Disposez-vous de quelques chiffres de son incidence par an ? Oui, nous avons une estimation approximative, qui est de 7 à 8 /100 000 habitants. Cela rejoint l'incidence du cancer dans notre pays.
La découverte de cette affection se fait le plus souvent au stade des complications engageant parfois le pronostic vital. Comment peut-on éviter cette situation ? En Algérie, il n'y a que le traitement chirurgical, comme option thérapeutique pour le patient (qui est certes indispensable) pour soigner l'organe atteint (foie, poumon, cerveau, os, viscères abdominaux pelviens, colonne vertébrale...). Le traitement médical, qui doit s'associer à la chirurgie pour un maximum d'efficacité, manque énormément chez nous. Cette option chirurgicale est destinée à traiter l'homme, qui est un hôte accidentel. Alors que les différents vecteurs de la propagation de la maladie ne sont pas pris en charge, à savoir la vaccination des cheptels ovins, bovins et camélidés, ainsi que le contrôle des chiens errants et leurs vermifugages, car on ne peut espérer éradiquer cette maladie en traitant seulement l'homme. Vous qualifiez la maladie hydatique de cancer blanc. Cette comparaison n'est-elle pas un peu exagérée ? Cela n'est pas du tout exagéré car, comme pour le cancer, le kyste hydatique se présente avec des similitudes cliniques : * les formes évoluent insidieusement, jusqu'à détruire tous les organes atteints * il y a des découvertes précoces qui peuvent être guéries, mais il y a des patients tellement atteints qu'il ne reste aucune option thérapeutique envisageable, jusqu'à ce que la maladie les emporte. * nous sommes amenés à opérer des patients plusieurs fois, car la récidive est fréquente. On ne connaît pas réellement les souches qui existent dans nos régions, car peu d'études de recherches dans ce sens ont été faites, donc pas de vaccin pour les animaux envisageable pour le moment, ce qui rend le contrôle de la maladie inexistant chez nous...

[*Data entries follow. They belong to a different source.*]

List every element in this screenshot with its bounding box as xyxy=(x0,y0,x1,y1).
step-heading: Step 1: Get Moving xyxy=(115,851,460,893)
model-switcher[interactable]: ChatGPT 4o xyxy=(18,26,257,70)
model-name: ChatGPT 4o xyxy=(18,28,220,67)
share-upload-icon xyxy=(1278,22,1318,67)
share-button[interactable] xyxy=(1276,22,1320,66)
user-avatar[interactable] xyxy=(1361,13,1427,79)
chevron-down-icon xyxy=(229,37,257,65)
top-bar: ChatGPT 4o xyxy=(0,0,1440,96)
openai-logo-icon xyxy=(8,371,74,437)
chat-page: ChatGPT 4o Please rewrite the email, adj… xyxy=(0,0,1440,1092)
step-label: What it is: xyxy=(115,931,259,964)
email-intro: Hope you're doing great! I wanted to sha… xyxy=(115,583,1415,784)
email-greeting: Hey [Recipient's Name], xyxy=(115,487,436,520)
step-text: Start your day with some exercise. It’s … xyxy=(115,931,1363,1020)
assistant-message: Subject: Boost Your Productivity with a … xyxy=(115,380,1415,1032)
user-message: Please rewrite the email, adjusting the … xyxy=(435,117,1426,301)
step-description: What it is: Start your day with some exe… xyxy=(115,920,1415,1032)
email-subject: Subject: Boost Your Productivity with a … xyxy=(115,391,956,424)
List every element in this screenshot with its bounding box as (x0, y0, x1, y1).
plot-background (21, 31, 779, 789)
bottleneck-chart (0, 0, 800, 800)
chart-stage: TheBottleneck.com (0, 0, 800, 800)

Peut-on dire que la période de l'Aïd durant laquelle les abattages sont effectués quasiment sans contrôle vétérinaire est propice à la propagation de cette affection ? L'Aïd est un grand pourvoyeur dans la propagation de cette maladie, par méconnaissance. C'est une maladie qui provient des animaux, et quand les abats des ovins ou des bovins sacrifiés sont atteints, il faut les incinérer, sinon ils sont systématiquement déterrés par les chiens qui s'en nourrissent. La chaîne de transmission est ainsi de nouveau réactivée, sachant que les selles des animaux atteints sont remplies d'œufs de ce parasite qui sont résistants à des températures extrêmes, et qui vont se propager partout aidés par le vent pour se déposer sur les légumes et les fruits que nous consommons. Et c'est là que le cauchemar commence pour l'homme... Entretien réalisé par Nissa H.